© 2019 by CNCP

What's Up in SW Florida Skies

December 2019: Planetary Alignment on Display

Thursday, December 5th, SW FL Astronomical Society monthly meeting: 7 pm in the planetarium. Presentation on astronomy, business meeting to follow: whole meeting and presentation is open to the public and free of charge.

Moon Phases December:

5      12      20      26

1Q    Full     3Q     New

Starting out the month of December there's a crescent moon low in the SW at sunset, with Saturn, Venus and Jupiter showing in a line running from upper right to lower left above the SW horizon. These three huge planets orbit in almost the same plane at different distances from the Sun, and so the arc they display in the evening sky is the "arc of the solar system," also known as the ecliptic. From night to night as the moon moves more than 11 degrees per night eastward, it will quickly go from a crescent in the early evening sky to a "half moon" (that's "1st Quarter," officially) many degrees farther east (and therefore "up later" as well), then to full by the 12th. In the meantime, Venus will be positively roaring along, getting noticeably closer to Saturn from night to night until it's level with Saturn on the 10th of December. After that the early evening sky will have Venus farthest from the horizon, Saturn just below and to the right, and Jupiter will get closer and closer to disappearing in the sunset's  glare. By the end of the month, only bright Venus and a very low and faint Saturn will be observable after sunset.

In the SE sky before dawn, brilliant Mercury is zooming along in the early part of December, with sedate butterscotch-colored Mars above and to the right as you face east-southeast, and the bright blue-white star Spica along the same arc as Mercury and Mars (again, that arc of the solar system), although Mercury's orbit has a noticeable tilt that takes it farther off of the ecliptic than most planets. Mercury is so fast in its orbit, however, that if you wait too long to try to see it, it will be lost in the sunrise: see it before the 15th for best results! By December 25th it will have plunged so close to the Sun in our sky that it will be pretty much invisible in the sunrise glare.


December 21 at 11:19 p.m. EST, the sun will reach the point of 'winter' solstice — its southernmost position against the background stars in each year, resulting in the shortest day of the year for we in the northern hemisphere (and yes, even southwestern Florida is far enough north to notice the shorter daylight), which is of course the longest daylight of the year for the southern hemisphere. After the winter solstice, our daily amount of sunlight will increase from Dec 21 through to June 20, 2020, the summer solstice.

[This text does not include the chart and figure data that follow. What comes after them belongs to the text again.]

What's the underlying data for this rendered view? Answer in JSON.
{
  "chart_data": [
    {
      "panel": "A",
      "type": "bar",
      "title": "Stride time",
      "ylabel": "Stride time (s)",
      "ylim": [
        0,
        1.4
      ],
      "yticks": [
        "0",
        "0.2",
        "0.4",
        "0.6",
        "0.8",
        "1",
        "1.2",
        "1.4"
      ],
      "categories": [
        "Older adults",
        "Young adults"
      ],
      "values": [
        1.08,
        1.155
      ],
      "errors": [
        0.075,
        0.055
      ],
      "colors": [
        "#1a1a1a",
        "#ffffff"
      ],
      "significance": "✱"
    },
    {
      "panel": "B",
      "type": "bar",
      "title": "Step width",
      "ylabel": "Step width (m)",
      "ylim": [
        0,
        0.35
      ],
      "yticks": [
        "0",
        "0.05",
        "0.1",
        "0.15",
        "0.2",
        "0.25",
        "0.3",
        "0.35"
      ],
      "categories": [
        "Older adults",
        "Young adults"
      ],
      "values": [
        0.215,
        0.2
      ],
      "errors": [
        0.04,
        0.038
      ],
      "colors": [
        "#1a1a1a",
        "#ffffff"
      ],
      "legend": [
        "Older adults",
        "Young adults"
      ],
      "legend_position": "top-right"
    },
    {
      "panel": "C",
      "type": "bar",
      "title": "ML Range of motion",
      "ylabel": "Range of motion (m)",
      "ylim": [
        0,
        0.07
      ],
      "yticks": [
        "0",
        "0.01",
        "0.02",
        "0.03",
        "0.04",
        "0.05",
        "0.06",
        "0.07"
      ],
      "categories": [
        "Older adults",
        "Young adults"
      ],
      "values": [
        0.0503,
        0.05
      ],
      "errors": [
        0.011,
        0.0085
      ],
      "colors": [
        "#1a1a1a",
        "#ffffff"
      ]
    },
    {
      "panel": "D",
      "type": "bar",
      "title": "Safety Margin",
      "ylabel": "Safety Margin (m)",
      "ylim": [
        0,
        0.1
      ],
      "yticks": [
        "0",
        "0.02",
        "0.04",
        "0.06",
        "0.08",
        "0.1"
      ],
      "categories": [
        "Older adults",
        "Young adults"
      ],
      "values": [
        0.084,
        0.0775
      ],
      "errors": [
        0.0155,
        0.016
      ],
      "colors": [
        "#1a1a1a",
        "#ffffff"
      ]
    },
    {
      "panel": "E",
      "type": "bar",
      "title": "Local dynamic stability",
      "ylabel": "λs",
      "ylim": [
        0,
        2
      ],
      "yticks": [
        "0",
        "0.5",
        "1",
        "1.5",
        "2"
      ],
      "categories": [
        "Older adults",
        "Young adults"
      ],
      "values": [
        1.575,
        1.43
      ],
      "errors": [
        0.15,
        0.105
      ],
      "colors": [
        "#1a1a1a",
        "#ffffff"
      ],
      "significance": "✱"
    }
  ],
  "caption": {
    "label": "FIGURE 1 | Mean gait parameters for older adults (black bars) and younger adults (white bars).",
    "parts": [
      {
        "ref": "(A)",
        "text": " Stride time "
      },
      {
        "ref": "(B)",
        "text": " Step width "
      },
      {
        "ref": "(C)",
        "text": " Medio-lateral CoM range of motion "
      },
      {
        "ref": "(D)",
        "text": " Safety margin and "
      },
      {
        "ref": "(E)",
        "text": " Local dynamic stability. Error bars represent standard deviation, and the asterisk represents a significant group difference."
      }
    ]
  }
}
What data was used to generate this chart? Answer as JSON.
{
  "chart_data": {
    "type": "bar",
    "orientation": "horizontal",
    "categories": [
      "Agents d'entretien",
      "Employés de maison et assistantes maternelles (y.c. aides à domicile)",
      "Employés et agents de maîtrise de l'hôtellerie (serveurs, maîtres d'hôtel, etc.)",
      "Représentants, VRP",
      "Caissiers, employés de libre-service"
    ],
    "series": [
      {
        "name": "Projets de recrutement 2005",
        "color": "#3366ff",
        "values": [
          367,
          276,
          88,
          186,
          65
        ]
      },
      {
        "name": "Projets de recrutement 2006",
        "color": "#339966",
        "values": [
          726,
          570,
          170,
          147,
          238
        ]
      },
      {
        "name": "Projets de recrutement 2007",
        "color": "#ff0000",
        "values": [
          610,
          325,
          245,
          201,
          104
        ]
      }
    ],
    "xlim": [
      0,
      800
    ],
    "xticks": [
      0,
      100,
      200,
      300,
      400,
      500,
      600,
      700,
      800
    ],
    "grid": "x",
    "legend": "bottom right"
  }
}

Our planetarium shows this month are:

12:00 noon “Phantom of the Universe:" This high-energy planetarium show showcases the exciting exploration of dark matter, from the Big Bang to attempts to create a dark matter particle at the Large Hadron Collider. The show dramatizes the first hints of dark matter's existence through the eyes of Fritz Zwicky, the scientist who coined the term "dark matter," and describes the research of Vera Rubin supporting the existence of dark matter in the Andromeda galaxy. You will zoom around the magnetic miles-long ring of the LHC and plummet deep underground to see the most sensitive dark matter detector on Earth, housed in a former gold mine. From there, you'll learn why the beginning of the internet was so full of astronomy and physics -- that 'net' was how scientists around the world started out collaborating to track down the constituents of dark matter!

2:30 pm: “The Sun, Our Living Star” comes to us from the European Southern Observatories (ESO). The Sun has shone on our world for four and a half billion years. The light that warms our skin today has been felt by every person who has ever lived. It is our nearest star and our planet’s powerhouse, the source of the energy that drives our winds, our weather and all life. Discover the secrets of our star in this 2018 planetarium show and experience never-before-seen images of the Sun’s violent surface in immersive fulldome format. “Winter Stargazing” is an optional addition to this show.

If you are looking for something fun to do in the evening on the weekends of the 6th-8th and 13th-15th in December, LASER SHOWS are back! Friday, Saturday and Sunday, tickets can be purchased at the entrance, or see our Home Page for details/tickets. Holiday Lights will start that second weekend, so you can combine the lights walk and activities with a Holiday Laser show!

To spot the International Space Station moving through your sky, try NASA's Spot The Station website! Or to add in the Hubble and various other bright satellites, you can try Sky & Telescope's Tracker page.